Eight months ago, I loved people. But felt some restraint…like loving them might take up too much time, energy or mental capacity that I didn’t have. I wanted to have it…but I didn’t have it in me. Eight months ago, I was also in the midst of a deep, self-reflective period of my life. What I was doing was no longer fulfilling…and all I could wonder was whether or not there was more for me. I’d gotten so wrapped up in all of the cares of everyday life that I was only living, not LIVING…with little time left to love.
Some might look back at that period of my life and think I just needed more time. But, the reality is, I had it all wrong. I was working hard to live AND love…when what I really should have been doing living TO love. See the difference? It’s huge.
I love loving. But loving became overwhelming when I saw it as a responsibility, even if it was fulfilling. My capacity was tapped. I wasn’t sure how I could love anymore with the life I was living.
I can’t put my finger on when I actually realized what was happening. My frame gradually shifted. I started to do more and more with a completely different mindset. I began working for clients with a genuine compassion for their businesses, returning emails, phone calls and scheduling meetings didn’t phase me anymore, because I just wanted people to know how much I cared about them.
I try not to over-spiritualize this blog, but be clear on this: this desire to love is divine. Not human. The only way a desire to love like this can grow is by realizing that you’re imperfect, and loved anyway.

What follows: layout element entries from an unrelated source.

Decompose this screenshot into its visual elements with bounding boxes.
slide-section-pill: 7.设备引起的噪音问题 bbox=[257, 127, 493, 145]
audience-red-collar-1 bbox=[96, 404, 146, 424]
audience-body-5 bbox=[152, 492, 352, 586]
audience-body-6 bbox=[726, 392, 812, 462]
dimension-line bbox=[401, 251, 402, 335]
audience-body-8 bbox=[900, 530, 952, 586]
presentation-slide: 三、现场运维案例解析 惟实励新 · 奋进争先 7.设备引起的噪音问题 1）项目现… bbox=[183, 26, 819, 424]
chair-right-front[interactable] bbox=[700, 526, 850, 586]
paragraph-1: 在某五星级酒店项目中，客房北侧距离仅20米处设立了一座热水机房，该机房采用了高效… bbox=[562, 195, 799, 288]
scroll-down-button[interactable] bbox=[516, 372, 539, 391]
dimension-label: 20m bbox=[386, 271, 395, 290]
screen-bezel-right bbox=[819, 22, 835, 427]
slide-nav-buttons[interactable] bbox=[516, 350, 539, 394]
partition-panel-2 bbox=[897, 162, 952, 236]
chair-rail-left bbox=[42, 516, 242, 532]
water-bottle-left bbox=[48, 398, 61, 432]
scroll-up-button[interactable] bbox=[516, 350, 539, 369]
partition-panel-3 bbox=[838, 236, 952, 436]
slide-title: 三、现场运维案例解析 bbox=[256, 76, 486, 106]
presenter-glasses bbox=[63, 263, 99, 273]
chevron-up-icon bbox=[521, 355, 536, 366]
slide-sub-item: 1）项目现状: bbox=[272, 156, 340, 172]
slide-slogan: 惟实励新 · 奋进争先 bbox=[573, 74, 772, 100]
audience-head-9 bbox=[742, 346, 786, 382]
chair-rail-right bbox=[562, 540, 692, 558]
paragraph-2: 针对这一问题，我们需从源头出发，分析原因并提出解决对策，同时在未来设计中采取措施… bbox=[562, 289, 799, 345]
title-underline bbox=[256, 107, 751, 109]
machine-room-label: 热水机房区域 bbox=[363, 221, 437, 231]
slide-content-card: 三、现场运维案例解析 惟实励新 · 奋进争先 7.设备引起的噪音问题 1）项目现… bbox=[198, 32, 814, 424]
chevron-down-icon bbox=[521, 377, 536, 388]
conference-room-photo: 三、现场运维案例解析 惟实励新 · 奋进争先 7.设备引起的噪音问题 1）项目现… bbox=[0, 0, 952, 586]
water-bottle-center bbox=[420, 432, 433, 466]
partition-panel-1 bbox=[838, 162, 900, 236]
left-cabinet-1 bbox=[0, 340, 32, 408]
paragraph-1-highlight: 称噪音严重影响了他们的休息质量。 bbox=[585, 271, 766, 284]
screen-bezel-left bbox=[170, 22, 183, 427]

Don’t get me wrong. I’m not boasting. Because I screw up all the time. The point is though, I’m busier now than I’ve ever been in my life and somehow have found capacity and energy to do more. I now know it’s because the “AND love” has been replaced with the “TO love.” Loving is no longer an extra. It fulfills me. It fulfills others. And then it winds out of control…and that’s ok…because having a crazy out-of-control love is probably the best thing that could happen to all of us. A lot of world problems and issues could be solved if people would take the time to care about others and then put that love into action.
I just finished reading a book called Crazy Love, by Francis Chan. In there he points out something pretty profound:
“God’s definition of what matters is pretty straightforward. He measures our lives by how we love…but Paul writes that even if ‘I have all faith, so as to remove mountains, but have not love, I am nothing. If I give away all I have, and if I deliver up my body to be burned, but have not love, I gain nothing’ (1 Cor. 13:2-3). Wow. Those are strong and unmistakable words. According to God, we are here to love. Not much else really matters” (p. 93-94).
Wow. Loving isn’t my job. Loving is my life.
I’m no bible scholar, but was reading in Romans 12:11 where it says to “never be lazy in your work, but serve the Lord enthusiastically” when something struck me. The placement of that verse. Do you think it’s any coincidence that the two verses prior to that are about loving others and most of the verses following that one are about loving and serving others? Could it be that the “work” Paul writes about there is your job to love? I’m just saying…
Think about replacing “AND love” with “TO love.” We don’t need more capacity. We need a new frame.